MQM: Has the machine begun to creak?
Ever since the late 1980s, the Muttahida Qaumi Movement (MQM) has aptly been described as ‘a well-oiled electoral machine’.
In Karachi – the country’s largest city and an MQM stronghold – the party’s electoral dynamics have evolved in such a manner that during national and provincial elections, most of what is required to run a successful campaign and contest an election begins to almost automatically fall into place.
Same is the case now with the protest aspect of the party’s politics. The city of Karachi begins to shut down even before (or any) call for a shutdown or a strike is given by the party, and when Karachiites believe that an event has occurred that might ruffle the party’s feathers.
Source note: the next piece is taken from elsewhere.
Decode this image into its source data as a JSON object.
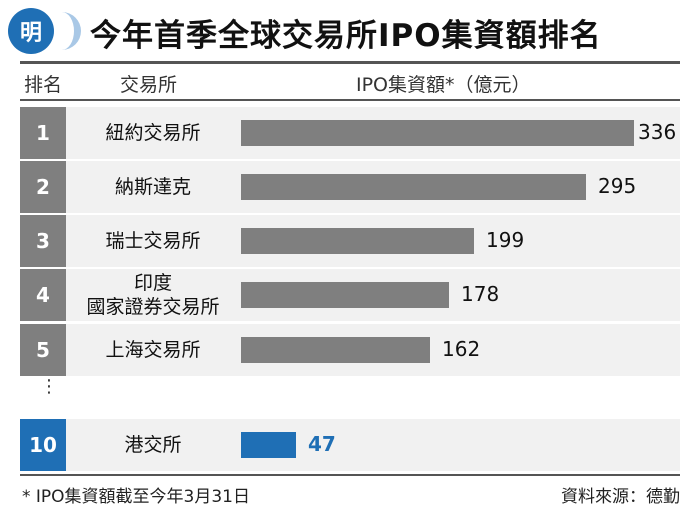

In both circumstances, the MQM operates like a machine that automatically gets switched on to do the needful during an election or a protest. Much of the city of Karachi falls in line, as if instinctively.
Unlike the populist Pakistan Peoples Party (PPP), that has always had an overriding degree of spontaneity and an impulse in its ranks and support, the MQM is quite the opposite.
The MQM is a highly structured and well-organised unit that, ironically, is a counterpoint to the chaotic nature of the sprawling metropolis it draws a bulk of its support from.
The party’s edifice and inner-workings reflect the psychological and emotional disposition of the man who formed it – first in 1978 as a student organisation and then in 1984 as a mainstream political party: Altaf Hussain.
For long most of the people who worked closely with Altaf Hussain have considered him to be a ‘control freak;’ a man who is obsessed with maintaining discipline and order in the party – two things that for more than three decades now have eluded the city in which his party is a major political force.